Nevertheless, the PA president cannot decline the Trump offer.
It is a great signal from the most important world leader with respect to the Israeli-Palestinian conflict to want to discuss the issue.
Other than lowering a life-saving rope to a sinking PA, which is good in itself, the Palestinians have not got much to lose.
Either the effort will succeed, by yielding a major breakthrough towards ending the occupation and resolving a century-old conflict, or the Israelis will again bear responsibility for the failure of the initiative.
Jayson Greenblatt, Trump’s envoy to the Middle East Peace Process, is due in Israel and the PA territory this week to listen to ideas from both sides on how Washington should formulate new peace proposals.
The visit may also determine the timing of the PA president’s visit to Washington.
But, according to a Times of Israel report last Sunday, Netanyahu will ask Greenblatt’s approval for the construction of a new settlement, rather than heed Trump’s advice to “hold back”.
Haaretz also reported (on March 13) that Israeli Defence Minister Avigdor Lieberman cautioned the US against trying to broker an Israeli-Palestinian peace deal on the basis of land for peace without also including population transfer.
“The first takeaway is that any attempt to solve the Palestinian issue on the basis of land for peace will be dead on arrival.
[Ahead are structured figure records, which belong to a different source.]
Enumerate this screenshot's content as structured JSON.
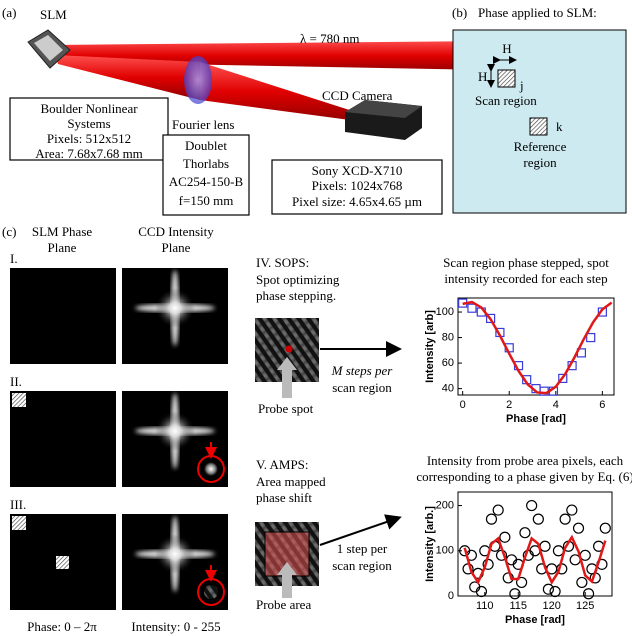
{
  "panel_a": {
    "label": "(a)",
    "slm": "SLM",
    "wavelength": "λ = 780 nm",
    "slm_box": [
      "Boulder Nonlinear",
      "Systems",
      "Pixels: 512x512",
      "Area: 7.68x7.68 mm"
    ],
    "lens": "Fourier lens",
    "lens_box": [
      "Doublet",
      "Thorlabs",
      "AC254-150-B",
      "f=150 mm"
    ],
    "camera": "CCD Camera",
    "camera_box": [
      "Sony XCD-X710",
      "Pixels: 1024x768",
      "Pixel size: 4.65x4.65 µm"
    ]
  },
  "panel_b": {
    "label": "(b)",
    "title": "Phase applied to SLM:",
    "h_top": "H",
    "h_side": "H",
    "j": "j",
    "scan": "Scan region",
    "k": "k",
    "reference": [
      "Reference",
      "region"
    ]
  },
  "panel_c": {
    "label": "(c)",
    "slm_plane": [
      "SLM Phase",
      "Plane"
    ],
    "ccd_plane": [
      "CCD Intensity",
      "Plane"
    ],
    "rows": [
      "I.",
      "II.",
      "III."
    ],
    "phase_range": "Phase: 0 – 2π",
    "intensity_range": "Intensity: 0 - 255",
    "sops": [
      "IV. SOPS:",
      "Spot optimizing",
      "phase stepping."
    ],
    "sops_arrow": [
      "M steps per",
      "scan region"
    ],
    "probe_spot": "Probe spot",
    "amps": [
      "V. AMPS:",
      "Area mapped",
      "phase shift"
    ],
    "amps_arrow": [
      "1 step per",
      "scan region"
    ],
    "probe_area": "Probe area"
  },
  "chart_data": [
    {
      "type": "scatter",
      "title": [
        "Scan region phase stepped, spot",
        "intensity recorded for each step"
      ],
      "x_label": "Phase [rad]",
      "y_label": "Intensity [arb]",
      "xlim": [
        -0.2,
        6.5
      ],
      "ylim": [
        35,
        111
      ],
      "xticks": [
        0,
        2,
        4,
        6
      ],
      "yticks": [
        40,
        60,
        80,
        100
      ],
      "series": [
        {
          "marker": "square",
          "color": "#3a3ad8",
          "x": [
            0,
            0.4,
            0.8,
            1.2,
            1.6,
            2.0,
            2.4,
            2.75,
            3.15,
            3.5,
            3.9,
            4.3,
            4.7,
            5.1,
            5.5,
            6.0
          ],
          "values": [
            107,
            103,
            100,
            95,
            84,
            72,
            58,
            47,
            40,
            38,
            38,
            48,
            58,
            68,
            80,
            100
          ]
        },
        {
          "marker": "line",
          "color": "#e01818",
          "x": [
            0,
            0.4,
            0.8,
            1.2,
            1.6,
            2.0,
            2.4,
            2.8,
            3.2,
            3.6,
            4.0,
            4.4,
            4.8,
            5.2,
            5.6,
            6.0,
            6.4
          ],
          "values": [
            106.4,
            107.8,
            103.6,
            94.4,
            81.6,
            67.4,
            53.8,
            43.2,
            37.0,
            36.5,
            41.5,
            51.3,
            64.4,
            78.7,
            91.9,
            102.1,
            107.4
          ]
        }
      ]
    },
    {
      "type": "scatter",
      "title": [
        "Intensity from probe area pixels, each",
        "corresponding to a phase given by Eq. (6)"
      ],
      "x_label": "Phase [rad]",
      "y_label": "Intensity [arb.]",
      "xlim": [
        106,
        129
      ],
      "ylim": [
        0,
        230
      ],
      "xticks": [
        110,
        115,
        120,
        125
      ],
      "yticks": [
        0,
        100,
        200
      ],
      "series": [
        {
          "marker": "circle",
          "color": "#000000",
          "x": [
            107,
            107.5,
            108,
            108.5,
            109,
            109.5,
            110,
            110.5,
            111,
            111.5,
            112,
            112.5,
            113,
            113.5,
            114,
            114.5,
            115,
            115.5,
            116,
            116.5,
            117,
            117.5,
            118,
            118.5,
            119,
            119.5,
            120,
            120.5,
            121,
            121.5,
            122,
            122.5,
            123,
            123.5,
            124,
            124.5,
            125,
            125.5,
            126,
            126.5,
            127,
            127.5,
            128
          ],
          "values": [
            100,
            60,
            90,
            20,
            50,
            10,
            100,
            70,
            170,
            110,
            190,
            90,
            130,
            40,
            80,
            5,
            70,
            30,
            140,
            90,
            200,
            100,
            170,
            60,
            110,
            15,
            60,
            10,
            100,
            60,
            170,
            110,
            190,
            80,
            150,
            30,
            90,
            5,
            60,
            40,
            110,
            70,
            150
          ]
        },
        {
          "marker": "line",
          "color": "#e01818",
          "x": [
            107,
            108,
            109,
            110,
            111,
            112,
            113,
            114,
            115,
            116,
            117,
            118,
            119,
            120,
            121,
            122,
            123,
            124,
            125,
            126,
            127,
            128
          ],
          "values": [
            106.5,
            53.5,
            30.3,
            63.5,
            115.4,
            127.2,
            85.6,
            37.6,
            37.6,
            85.4,
            127.3,
            115.3,
            63.5,
            30.3,
            53.7,
            106.5,
            129.9,
            98.5,
            45.5,
            32,
            75,
            122.5
          ]
        }
      ]
    }
  ]
}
The only way to reach a sustainable solution is land swaps and population transfers as part of a general regional agreement,” he wrote.
“It can’t be that there will be a Palestinian state without any Jews — 100 per cent Palestinian — and alongside that Israel will be a binational state with 22 per cent Palestinians,” Liberman wrote on his Facebook in anticipation of Greenblatt’s visit.
These not very encouraging signs from Israel are not surprising.
As such, I have no hope that any progress, let alone a breakthrough, is likely to happen.
At the least, the initiative will create activity, rejuvenate hope and keep many people busy for some time.
I clearly see another round of the same cycle that has been vainly rotating for years.
It will again turn around itself ending up landing its riders, probably in a year’s time, exactly where they started.